"They would be mere accessories. I think I could give to a boarding-house, that place of hash and harrowing discomfort, a dainty, homelike air. If father, when he risked a failure, had only put aside enough to set me up in a boarding-house, I should have been made."
"A boarding-house! What horror next?" sighed Mrs. Allen.
"Don't be alarmed, mother," said Zell bitterly. "We can scarcely start one of the forlornest hash species on ten dollars. I admit I would rather keep house for a good husband, and it seems to me I could soon learn to give him the perfection of a good home," and her eyes filled with wistful tears. Dashing them scornfully away, she added, "The idea of a woman loving a man, and letting his home be dependent on the cruel mercies of foreign servants! If it's a shame that girls are not taught to make a living if they need to, it's a worse shame that they are not taught to keep house. Half the brides I know of ought to have been arrested and imprisoned for obtaining property on false pretences. They had inveigled men into the vain expectation that they would make a home for them, when they no more knew how to make a home than a heaven. The best they can do is to go to one of those places so satirically called an 'intelligence office,' and import them into their elegant houses a small mob of quarrelsome, drunken, dishonest foreigners, and then they and their husbands live on such conditions as are permitted. I would be mistress of my house, just as a man is master of his store or office, and I would know thoroughly how work of all kinds was done, and see that it was done thoroughly. If they wouldn't do it, I'd discharge them. I am satisfied that our bad servants are the result of bad housekeepers more than anything else."

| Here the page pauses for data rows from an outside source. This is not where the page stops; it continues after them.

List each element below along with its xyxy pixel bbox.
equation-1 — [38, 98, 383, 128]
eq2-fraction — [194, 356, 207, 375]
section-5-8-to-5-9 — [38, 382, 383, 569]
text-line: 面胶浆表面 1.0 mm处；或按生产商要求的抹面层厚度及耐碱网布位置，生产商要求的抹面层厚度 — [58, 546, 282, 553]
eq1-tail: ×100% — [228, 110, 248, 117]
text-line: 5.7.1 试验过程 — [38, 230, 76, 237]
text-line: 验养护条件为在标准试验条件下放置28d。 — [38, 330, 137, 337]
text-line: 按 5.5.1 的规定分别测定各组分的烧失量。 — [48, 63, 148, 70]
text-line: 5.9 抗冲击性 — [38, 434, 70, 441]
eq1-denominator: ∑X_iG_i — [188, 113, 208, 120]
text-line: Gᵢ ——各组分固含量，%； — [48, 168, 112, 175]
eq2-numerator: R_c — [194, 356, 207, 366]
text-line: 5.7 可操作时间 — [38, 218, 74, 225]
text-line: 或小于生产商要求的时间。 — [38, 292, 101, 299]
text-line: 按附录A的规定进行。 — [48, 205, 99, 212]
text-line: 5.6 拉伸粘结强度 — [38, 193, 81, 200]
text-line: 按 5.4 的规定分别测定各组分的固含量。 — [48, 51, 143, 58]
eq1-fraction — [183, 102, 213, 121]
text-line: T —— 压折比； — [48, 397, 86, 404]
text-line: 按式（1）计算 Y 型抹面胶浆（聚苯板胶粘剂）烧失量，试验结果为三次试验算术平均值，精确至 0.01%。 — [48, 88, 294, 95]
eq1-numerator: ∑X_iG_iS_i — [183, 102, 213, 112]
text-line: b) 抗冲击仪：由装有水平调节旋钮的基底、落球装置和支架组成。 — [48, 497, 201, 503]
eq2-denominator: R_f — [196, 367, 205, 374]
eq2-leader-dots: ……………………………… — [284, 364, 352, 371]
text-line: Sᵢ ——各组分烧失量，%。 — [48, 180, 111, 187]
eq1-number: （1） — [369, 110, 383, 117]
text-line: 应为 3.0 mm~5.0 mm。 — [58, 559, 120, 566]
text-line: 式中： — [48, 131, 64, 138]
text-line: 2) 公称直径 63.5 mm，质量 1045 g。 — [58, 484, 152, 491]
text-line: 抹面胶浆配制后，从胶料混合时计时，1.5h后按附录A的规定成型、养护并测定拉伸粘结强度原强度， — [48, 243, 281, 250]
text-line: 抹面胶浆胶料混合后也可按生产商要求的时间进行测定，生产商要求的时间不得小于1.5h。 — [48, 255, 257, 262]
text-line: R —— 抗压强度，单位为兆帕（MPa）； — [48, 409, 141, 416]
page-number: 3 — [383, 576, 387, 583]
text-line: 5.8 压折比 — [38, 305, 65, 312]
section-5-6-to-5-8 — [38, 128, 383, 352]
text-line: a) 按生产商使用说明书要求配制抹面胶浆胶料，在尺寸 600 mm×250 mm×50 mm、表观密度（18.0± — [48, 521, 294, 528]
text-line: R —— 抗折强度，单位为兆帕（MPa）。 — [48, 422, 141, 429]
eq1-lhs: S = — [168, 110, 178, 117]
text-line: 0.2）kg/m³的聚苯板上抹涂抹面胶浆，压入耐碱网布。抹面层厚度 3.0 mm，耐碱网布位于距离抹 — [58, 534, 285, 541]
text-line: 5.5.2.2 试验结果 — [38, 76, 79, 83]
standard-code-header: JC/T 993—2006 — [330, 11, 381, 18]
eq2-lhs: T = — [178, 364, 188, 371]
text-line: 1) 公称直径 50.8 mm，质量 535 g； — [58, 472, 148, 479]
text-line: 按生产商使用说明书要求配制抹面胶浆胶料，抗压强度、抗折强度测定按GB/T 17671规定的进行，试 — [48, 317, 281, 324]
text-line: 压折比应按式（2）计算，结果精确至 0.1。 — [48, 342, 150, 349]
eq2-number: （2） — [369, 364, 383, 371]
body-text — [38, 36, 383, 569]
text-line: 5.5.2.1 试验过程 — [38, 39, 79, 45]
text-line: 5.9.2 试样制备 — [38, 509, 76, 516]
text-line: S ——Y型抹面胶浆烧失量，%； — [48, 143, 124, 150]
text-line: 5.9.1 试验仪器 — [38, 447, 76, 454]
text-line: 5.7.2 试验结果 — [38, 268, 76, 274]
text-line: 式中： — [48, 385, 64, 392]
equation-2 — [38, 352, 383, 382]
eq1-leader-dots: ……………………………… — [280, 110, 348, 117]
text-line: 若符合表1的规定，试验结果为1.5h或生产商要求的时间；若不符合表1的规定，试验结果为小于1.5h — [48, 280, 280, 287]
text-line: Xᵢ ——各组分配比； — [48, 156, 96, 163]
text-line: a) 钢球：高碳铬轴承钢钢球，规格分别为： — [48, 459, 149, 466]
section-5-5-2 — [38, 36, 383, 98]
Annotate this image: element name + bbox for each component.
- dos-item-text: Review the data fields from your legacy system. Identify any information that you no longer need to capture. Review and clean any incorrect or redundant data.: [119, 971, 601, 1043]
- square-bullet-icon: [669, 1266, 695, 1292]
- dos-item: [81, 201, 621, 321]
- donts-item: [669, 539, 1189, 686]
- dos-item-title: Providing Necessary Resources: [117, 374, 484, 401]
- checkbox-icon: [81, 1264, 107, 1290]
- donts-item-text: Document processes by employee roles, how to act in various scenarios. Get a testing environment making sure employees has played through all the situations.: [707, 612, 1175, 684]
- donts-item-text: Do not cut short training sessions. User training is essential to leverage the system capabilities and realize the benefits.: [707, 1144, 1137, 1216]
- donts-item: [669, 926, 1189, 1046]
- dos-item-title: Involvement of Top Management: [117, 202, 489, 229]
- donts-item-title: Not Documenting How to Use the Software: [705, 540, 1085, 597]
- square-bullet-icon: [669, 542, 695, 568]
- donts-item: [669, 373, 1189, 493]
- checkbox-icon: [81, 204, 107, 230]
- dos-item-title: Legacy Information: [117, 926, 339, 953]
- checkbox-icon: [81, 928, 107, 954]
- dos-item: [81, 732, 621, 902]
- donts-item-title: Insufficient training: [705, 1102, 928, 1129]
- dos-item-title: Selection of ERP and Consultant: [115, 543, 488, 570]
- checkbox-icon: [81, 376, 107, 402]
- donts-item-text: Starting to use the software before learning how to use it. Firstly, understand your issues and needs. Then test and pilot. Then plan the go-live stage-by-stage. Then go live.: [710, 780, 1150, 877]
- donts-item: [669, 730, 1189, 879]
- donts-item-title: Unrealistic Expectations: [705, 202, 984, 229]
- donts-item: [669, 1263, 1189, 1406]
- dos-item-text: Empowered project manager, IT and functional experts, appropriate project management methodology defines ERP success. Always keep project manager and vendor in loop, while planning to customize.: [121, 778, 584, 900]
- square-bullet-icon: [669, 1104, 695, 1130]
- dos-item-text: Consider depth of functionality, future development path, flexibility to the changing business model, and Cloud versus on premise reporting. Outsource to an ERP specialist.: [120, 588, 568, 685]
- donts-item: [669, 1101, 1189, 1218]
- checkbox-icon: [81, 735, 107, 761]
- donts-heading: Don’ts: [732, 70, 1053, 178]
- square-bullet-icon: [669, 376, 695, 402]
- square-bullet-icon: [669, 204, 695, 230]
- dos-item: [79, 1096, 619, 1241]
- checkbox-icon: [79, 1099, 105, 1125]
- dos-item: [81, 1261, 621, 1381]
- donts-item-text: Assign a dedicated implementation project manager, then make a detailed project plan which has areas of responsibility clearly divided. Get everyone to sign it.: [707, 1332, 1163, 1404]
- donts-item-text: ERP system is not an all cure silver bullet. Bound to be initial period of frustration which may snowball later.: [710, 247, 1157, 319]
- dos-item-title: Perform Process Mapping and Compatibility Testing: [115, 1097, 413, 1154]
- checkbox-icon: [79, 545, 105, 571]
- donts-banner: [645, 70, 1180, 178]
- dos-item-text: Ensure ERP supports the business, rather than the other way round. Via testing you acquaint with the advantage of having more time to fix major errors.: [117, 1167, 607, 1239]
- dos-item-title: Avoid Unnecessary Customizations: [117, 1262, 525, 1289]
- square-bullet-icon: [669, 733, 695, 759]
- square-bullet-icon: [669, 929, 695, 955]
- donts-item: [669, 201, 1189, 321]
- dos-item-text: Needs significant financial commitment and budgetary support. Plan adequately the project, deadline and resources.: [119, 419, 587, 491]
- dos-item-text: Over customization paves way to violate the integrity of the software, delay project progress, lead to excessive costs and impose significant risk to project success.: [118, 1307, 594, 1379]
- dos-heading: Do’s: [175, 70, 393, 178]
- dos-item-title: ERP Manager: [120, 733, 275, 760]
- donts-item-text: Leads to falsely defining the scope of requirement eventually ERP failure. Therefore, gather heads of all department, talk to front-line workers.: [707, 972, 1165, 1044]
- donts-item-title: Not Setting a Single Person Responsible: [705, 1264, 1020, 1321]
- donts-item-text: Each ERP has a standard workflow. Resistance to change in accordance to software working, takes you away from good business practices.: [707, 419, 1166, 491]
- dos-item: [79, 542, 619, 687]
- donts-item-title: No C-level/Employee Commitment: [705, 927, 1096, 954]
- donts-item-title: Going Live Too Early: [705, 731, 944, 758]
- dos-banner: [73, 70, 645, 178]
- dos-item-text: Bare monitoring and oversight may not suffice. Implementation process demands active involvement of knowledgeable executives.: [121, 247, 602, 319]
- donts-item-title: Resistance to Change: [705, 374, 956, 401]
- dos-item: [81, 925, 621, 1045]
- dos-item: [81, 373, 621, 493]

"Poor little Zell!" said Edith, smiling sadly. "I hope you will have a chance to put your theories into most happy and successful practice."
"Little chance of it here in 'Bushtown,' as Hannibal calls it," said
Zell suddenly.
"Well," said Edith, in a kind of desperate tone, "we've got to decide on something at once. I will suggest this. Laura must take care of mother, and teach a few little children if she can get them. We will give up the parlor to her at certain hours. I will put up a notice in the post-office asking for such patronage, and perhaps we can put an advertisement in the Pushton Recorder, if it doesn't cost too much. Zell, you must take the housekeeping mainly, for which you have a taste, and help me with any sewing that I can get. Hannibal will go into the garden and I will help him there all I can. I shall go to the village to-morrow and see if I can find anything to do that will bring in money."
There was a silent acquiescence in Edith's plan, for no one had anything else to offer.
CHAPTER XVIII
IGNORANCE LOOKING FOR WORK
The next day Edith went to the village, and frankly told Mr. Hard how they were situated, mentioning that the failure of their lawyer to sell the stock had suddenly placed them in this crippled condition.